Oleh : Muhammad Athoillah
“ketika hakim sudah hilang kehakimannya”, mungkin itu keadaan yang terjadi di Indonesia saat ini. Hakim yang bertugas sebagai seseorang yang diyakini dapat menyelesaikan masalah dengan adil, sudah tidak dapat dipercaya lagi karena putusannya sendiri yang tidak bisa dinalar oleh undang-undang. Seperti kasus Ronald Tannur yang dapat bebas dari vonis hukuman setelah melakukan tindak kejahatan pembunuhan terhadap Dini Sera Afriyanti.
Padahal sudah ada dalam undang-undang pasal 338 KUHP yang mengatur tentang pembunuhan, dijelaskan bahwa merampas nyawa orang lain dengan sengaja diancam pidana paling lama 15 tahun. Jadi apa penyebab putusan hakim itu berbeda dengan undang-undang? Hal itu bisa dijelaskan dengan menggunakan teori keadilan dari John Rawls.
John Rawls menjelaskan dalam bukunya berjudul “A Theory of Justice” bahwasanya keadilan adalah kebajikan pertama dari lembaga sosial, sebagaimana kebenaran adalah kebajikan dari sistem pemikiran. Keadilan juga bisa diartikan sebagai fairness yang bisa dijalankan ketika mengikuti pure proceduran justice yang bergantung pada the original position (posisi asli).
Maksud dari the original position yaitu suatu keadaan yang rasional dan umum dimana disitu tidak ada keberuntungan dan ketidakberuntungan pada setiap individu baik secara alamiah (misalkan bisu) ataupun sosial (misalkan miskin).
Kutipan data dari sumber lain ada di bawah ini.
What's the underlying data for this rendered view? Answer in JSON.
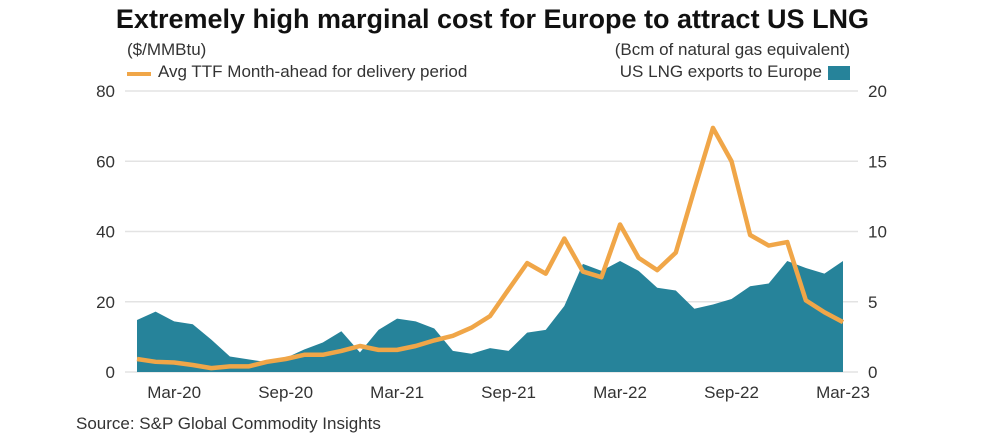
{
  "chart_data": {
    "type": "line+area",
    "title": "Extremely high marginal cost for Europe to attract US LNG",
    "ylabel_left": "($/MMBtu)",
    "ylabel_right": "(Bcm of natural gas equivalent)",
    "ylim_left": [
      0,
      80
    ],
    "yticks_left": [
      "0",
      "20",
      "40",
      "60",
      "80"
    ],
    "ylim_right": [
      0,
      20
    ],
    "yticks_right": [
      "0",
      "5",
      "10",
      "15",
      "20"
    ],
    "xticks": [
      "Mar-20",
      "Sep-20",
      "Mar-21",
      "Sep-21",
      "Mar-22",
      "Sep-22",
      "Mar-23"
    ],
    "x": [
      "Jan-20",
      "Feb-20",
      "Mar-20",
      "Apr-20",
      "May-20",
      "Jun-20",
      "Jul-20",
      "Aug-20",
      "Sep-20",
      "Oct-20",
      "Nov-20",
      "Dec-20",
      "Jan-21",
      "Feb-21",
      "Mar-21",
      "Apr-21",
      "May-21",
      "Jun-21",
      "Jul-21",
      "Aug-21",
      "Sep-21",
      "Oct-21",
      "Nov-21",
      "Dec-21",
      "Jan-22",
      "Feb-22",
      "Mar-22",
      "Apr-22",
      "May-22",
      "Jun-22",
      "Jul-22",
      "Aug-22",
      "Sep-22",
      "Oct-22",
      "Nov-22",
      "Dec-22",
      "Jan-23",
      "Feb-23",
      "Mar-23"
    ],
    "legend": "top",
    "series": [
      {
        "name": "Avg TTF Month-ahead for delivery period",
        "axis": "left",
        "type": "line",
        "color": "#f0a648",
        "values": [
          3.7,
          2.9,
          2.7,
          2.0,
          1.1,
          1.6,
          1.6,
          2.9,
          3.7,
          4.9,
          4.9,
          6.0,
          7.4,
          6.3,
          6.3,
          7.4,
          9.0,
          10.3,
          12.6,
          15.9,
          23.5,
          31,
          28,
          38,
          28.6,
          27,
          42,
          32.5,
          29,
          34,
          52,
          69.5,
          60,
          39,
          36,
          37,
          20.4,
          17,
          14.2
        ]
      },
      {
        "name": "US LNG exports to Europe",
        "axis": "right",
        "type": "area",
        "color": "#26839a",
        "values": [
          3.7,
          4.3,
          3.6,
          3.4,
          2.3,
          1.1,
          0.9,
          0.7,
          1.0,
          1.6,
          2.1,
          2.9,
          1.4,
          3.0,
          3.8,
          3.6,
          3.1,
          1.5,
          1.3,
          1.7,
          1.5,
          2.8,
          3.0,
          4.7,
          7.7,
          7.2,
          7.9,
          7.2,
          6.0,
          5.8,
          4.5,
          4.8,
          5.2,
          6.1,
          6.3,
          7.9,
          7.4,
          7.0,
          7.9
        ]
      }
    ],
    "source": "Source: S&P Global Commodity Insights"
  }
}
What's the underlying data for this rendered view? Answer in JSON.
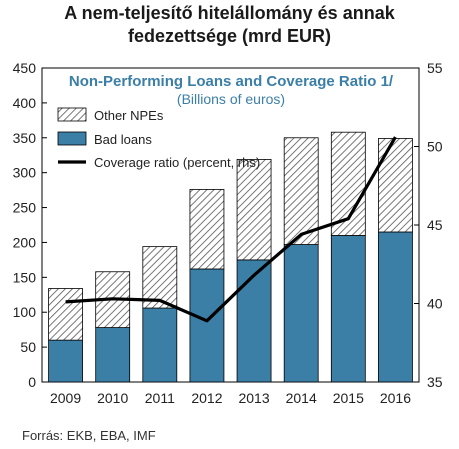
{
  "header": {
    "title_line1": "A nem-teljesítő hitelállomány és annak",
    "title_line2": "fedezettsége (mrd EUR)"
  },
  "footer": {
    "source": "Forrás: EKB, EBA, IMF"
  },
  "chart_data": {
    "type": "bar",
    "inner_title": "Non-Performing Loans and Coverage Ratio 1/",
    "inner_subtitle": "(Billions of euros)",
    "categories": [
      "2009",
      "2010",
      "2011",
      "2012",
      "2013",
      "2014",
      "2015",
      "2016"
    ],
    "stacked": true,
    "series": [
      {
        "name": "Bad loans",
        "type": "bar",
        "axis": "left",
        "color": "#3b7fa7",
        "values": [
          60,
          78,
          106,
          162,
          175,
          197,
          210,
          215
        ]
      },
      {
        "name": "Other NPEs",
        "type": "bar",
        "axis": "left",
        "pattern": "diagonal-hatch",
        "values": [
          74,
          80,
          88,
          114,
          144,
          153,
          148,
          134
        ]
      },
      {
        "name": "Coverage ratio (percent, rhs)",
        "type": "line",
        "axis": "right",
        "color": "#000000",
        "values": [
          40.1,
          40.3,
          40.2,
          38.9,
          41.8,
          44.4,
          45.4,
          50.6
        ]
      }
    ],
    "ylim_left": [
      0,
      450
    ],
    "yticks_left": [
      0,
      50,
      100,
      150,
      200,
      250,
      300,
      350,
      400,
      450
    ],
    "ylim_right": [
      35,
      55
    ],
    "yticks_right": [
      35,
      40,
      45,
      50,
      55
    ],
    "legend_position": "top-left",
    "grid": false
  }
}
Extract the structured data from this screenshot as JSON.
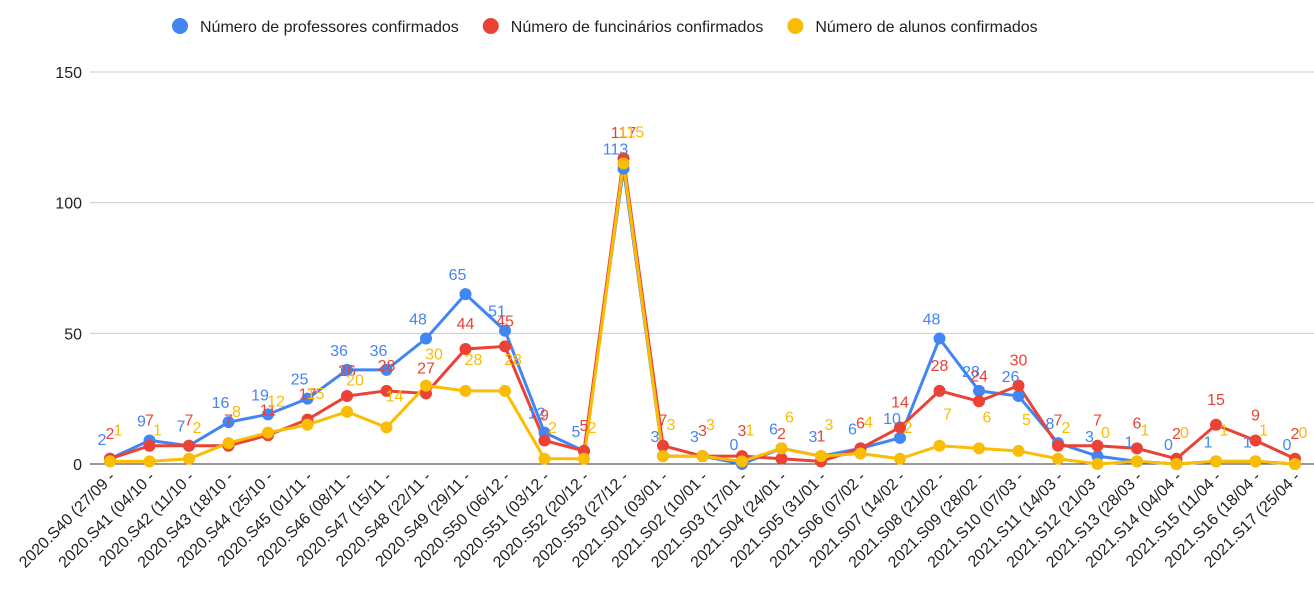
{
  "chart_data": {
    "type": "line",
    "categories": [
      "2020.S40 (27/09 -",
      "2020.S41 (04/10 -",
      "2020.S42 (11/10 -",
      "2020.S43 (18/10 -",
      "2020.S44 (25/10 -",
      "2020.S45 (01/11 -",
      "2020.S46 (08/11 -",
      "2020.S47 (15/11 -",
      "2020.S48 (22/11 -",
      "2020.S49 (29/11 -",
      "2020.S50 (06/12 -",
      "2020.S51 (03/12 -",
      "2020.S52 (20/12 -",
      "2020.S53 (27/12 -",
      "2021.S01 (03/01 -",
      "2021.S02 (10/01 -",
      "2021.S03 (17/01 -",
      "2021.S04 (24/01 -",
      "2021.S05 (31/01 -",
      "2021.S06 (07/02 -",
      "2021.S07 (14/02 -",
      "2021.S08 (21/02 -",
      "2021.S09 (28/02 -",
      "2021.S10 (07/03 -",
      "2021.S11 (14/03 -",
      "2021.S12 (21/03 -",
      "2021.S13 (28/03 -",
      "2021.S14 (04/04 -",
      "2021.S15 (11/04 -",
      "2021.S16 (18/04 -",
      "2021.S17 (25/04 -"
    ],
    "series": [
      {
        "name": "Número de professores confirmados",
        "color": "#4285f4",
        "values": [
          2,
          9,
          7,
          16,
          19,
          25,
          36,
          36,
          48,
          65,
          51,
          12,
          5,
          113,
          3,
          3,
          0,
          6,
          3,
          6,
          10,
          48,
          28,
          26,
          8,
          3,
          1,
          0,
          1,
          1,
          0
        ]
      },
      {
        "name": "Número de funcinários confirmados",
        "color": "#ea4335",
        "values": [
          2,
          7,
          7,
          7,
          11,
          17,
          26,
          28,
          27,
          44,
          45,
          9,
          5,
          117,
          7,
          3,
          3,
          2,
          1,
          6,
          14,
          28,
          24,
          30,
          7,
          7,
          6,
          2,
          15,
          9,
          2
        ]
      },
      {
        "name": "Número de alunos confirmados",
        "color": "#fbbc04",
        "values": [
          1,
          1,
          2,
          8,
          12,
          15,
          20,
          14,
          30,
          28,
          28,
          2,
          2,
          115,
          3,
          3,
          1,
          6,
          3,
          4,
          2,
          7,
          6,
          5,
          2,
          0,
          1,
          0,
          1,
          1,
          0
        ]
      }
    ],
    "ylim": [
      0,
      150
    ],
    "yticks": [
      0,
      50,
      100,
      150
    ],
    "grid": true,
    "legend": "top"
  }
}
The original position menegaskan adanya persamaan kedudukan (equal) pada moral manusia yang dapat merasakan konsep baik dan keadilan, sehingga individu yang rasional akan memilih prinsip ini. Kemudian konsep the original position bergabung dengan konsep the veil of ignorance, hal itu menghasilkan individu the original position yang tidak memiliki informasi tentang individu yang lain.
Konsep the veil of ignorance (selubung ketidaktahuan) suatu keadaan yang diasumsikan bahwa setiap individu tidak memiliki informasi mengenai kedudukannya dalam masyarakat, status sosialnya, tidak mengetahui nasibnya, kemampuan, kecerdasan dan lainnya. Begitu juga tentang keadaan politik, ekonomi dan pencapaian yang telah didapatkannya.
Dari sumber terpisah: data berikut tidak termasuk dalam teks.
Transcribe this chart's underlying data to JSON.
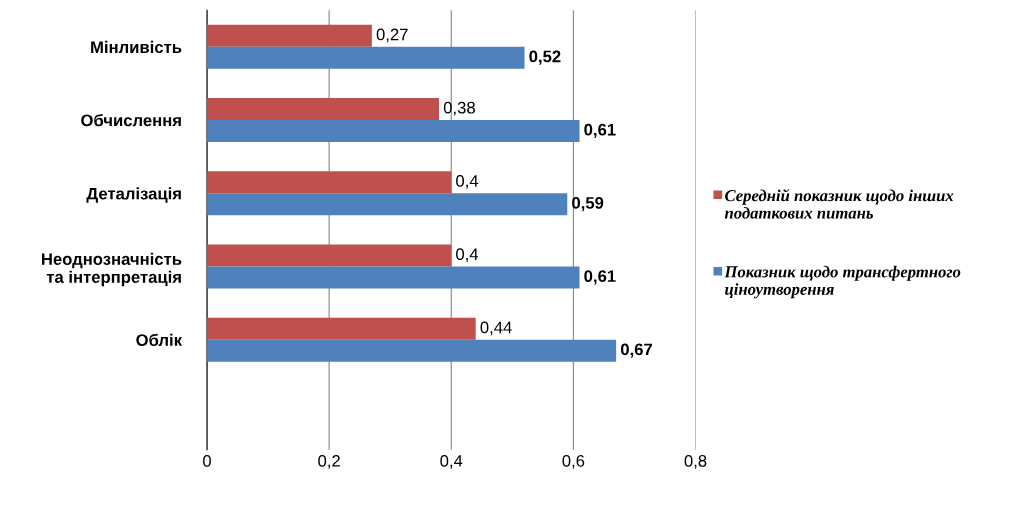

Hal yang diketahui setiap individu adalah informasi umum yang tidak berpengaruh terhadap keputusan dalam melakukan keadilan. Dan apabila individu mengetahui informasi perihan keadaan dan situasi individu tersebut, maka dia sudah tidak lagi dalam the original position.
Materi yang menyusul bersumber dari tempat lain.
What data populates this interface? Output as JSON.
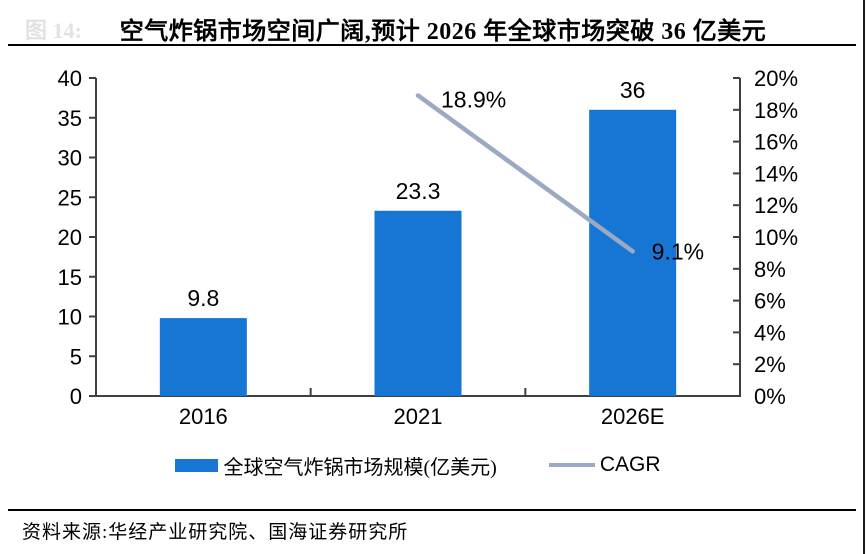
{
  "page": {
    "figure_tag": "图 14:",
    "title": "空气炸锅市场空间广阔,预计 2026 年全球市场突破 36 亿美元",
    "source": "资料来源:华经产业研究院、国海证券研究所"
  },
  "chart_data": {
    "type": "bar",
    "title": "空气炸锅市场空间广阔,预计 2026 年全球市场突破 36 亿美元",
    "categories": [
      "2016",
      "2021",
      "2026E"
    ],
    "series": [
      {
        "name": "全球空气炸锅市场规模(亿美元)",
        "type": "bar",
        "axis": "left",
        "values": [
          9.8,
          23.3,
          36
        ],
        "data_labels": [
          "9.8",
          "23.3",
          "36"
        ],
        "color": "#1776d4"
      },
      {
        "name": "CAGR",
        "type": "line",
        "axis": "right",
        "values": [
          null,
          18.9,
          9.1
        ],
        "data_labels": [
          null,
          "18.9%",
          "9.1%"
        ],
        "color": "#9aa9c4"
      }
    ],
    "left_axis": {
      "min": 0,
      "max": 40,
      "step": 5
    },
    "right_axis": {
      "min": 0,
      "max": 20,
      "step": 2,
      "suffix": "%"
    },
    "legend_position": "bottom",
    "grid": false,
    "axis_color": "#3f3f3f",
    "text_color": "#000000"
  }
}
Jika ditinjau dengan kasus Ronald Tannur, sudah sangat jelas bahwa keadaan Ronald Tannur tidak dalam the original position karena banyak yang mengetahui bahwa dia adalah anak dari mantan pejabat DPR RI yang juga adalah seorang pengusaha.
Dan hal itu membuat the veil of ignorance sudah tidak ada dalam kasus ini. Ketika keputusan hakim sudah tidak bisa dirasionalisasi maka besar kemungkinan keputusan tersebut tidak berpedoman kepada konsep the original position dan the veil of ignorance.
Di dalam teori keadilan, John Rawls mempunyai dua prinsip. Pertama the difference principle menjelaskan bahwa setiap individu mempunyai kebebasan yang sama dalam memenuhi hak-haknya sebagaimana individu yang lain. Kedua the equal opportunity principle menjelaskan di dalam ketidaksetaraan ekonomi dan sosial harus diatur sehingga kedua pihak a).
mengharapkan bisa menguntungkan semua individu, dan b). terbuka peluang untuk posisi dan jabatan. Kebebasan hak yang dilakukan oleh Ronald Tannur adalah dapat membantah tuntutan lewat pengacara dengan syarat memiliki bukti yang dapat diterima oleh undang-undang.
Dan untuk pihak keluarga Dini Sera Afriyanti dapat menuntut vonis hukuman diberikan kepada Ronald Tannur karena melakukan tindak kejahatan pembunuhan. Hal itu merupakan the difference principle.
Dan the equal opportunity principle dari kasus Ronald Tannur yaitu seharusnya hakim tidak memutuskan untuk membebaskan Ronal Tannur, karena itu bukan sesuatu yang menguntungkan semua individu namun sangat merugikan khususnya bagi pihak keluarga Dini Sera Afriyanti. Dan bagi pihak keluarga Dini Sera Afriyanti masih terbuka kesempatan untuk mendapatkan keadilan merupakan sebuah peluang dari posisi yang terpuruk menjadi lebih baik.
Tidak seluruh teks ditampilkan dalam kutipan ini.